Since the subject of the three songs is Sheherezade, one normally assumes that the speaker is Sheherezade herself seducing a young boy. And yet the boy is described in such androgynous terms that one cannot help but wonder why exactly Ravel chose this poem to set. Ravel himself being a sort of sexual enigma and having had no known intimate relationships in his lifetime was often speculated to have been a closeted homosexual. Given this fact, it’s hard not to wonder why he chose to set this song, who this young boy was, and if there was perhaps a deeper message from Ravel himself.

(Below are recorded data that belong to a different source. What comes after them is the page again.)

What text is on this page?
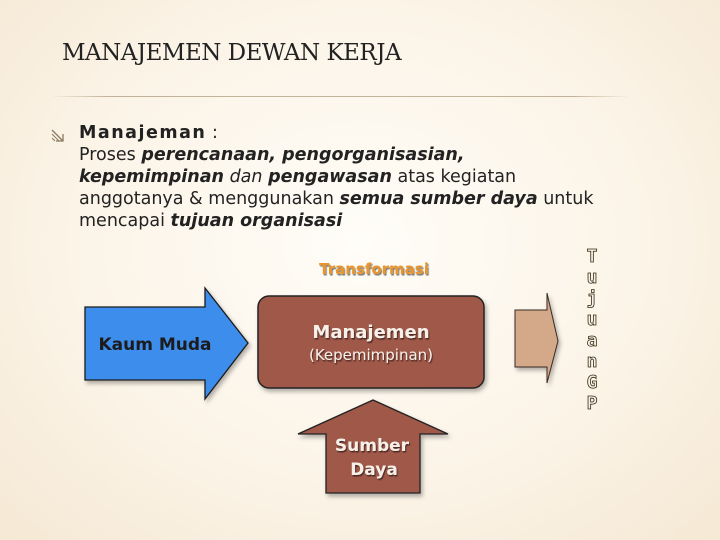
MANAJEMEN DEWAN KERJA
Manajeman :
Proses perencanaan, pengorganisasian,
kepemimpinan dan pengawasan atas kegiatan
anggotanya & menggunakan semua sumber daya untuk
mencapai tujuan organisasi
Transformasi
Kaum Muda
Manajemen
(Kepemimpinan)
Sumber
Daya
T
u
j
u
a
n
G
P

For me, as a singer performing his work, the idea that someone could have been so hidden that he might have spent his whole life putting his emotional and sexual energy into his music touched me deeply. In singing this work, I often imagined myself to be Ravel himself opening his door and heart to a young man whose feminine appearence and walk might have suggested that they were of like minds. I invite him in. I offer him wine. But he passes leaving me still alone, as ever. As he walks on I see him as both everything I want and everything I want to be—while I remain in my doorway, hidden behind the most sensual and touching music.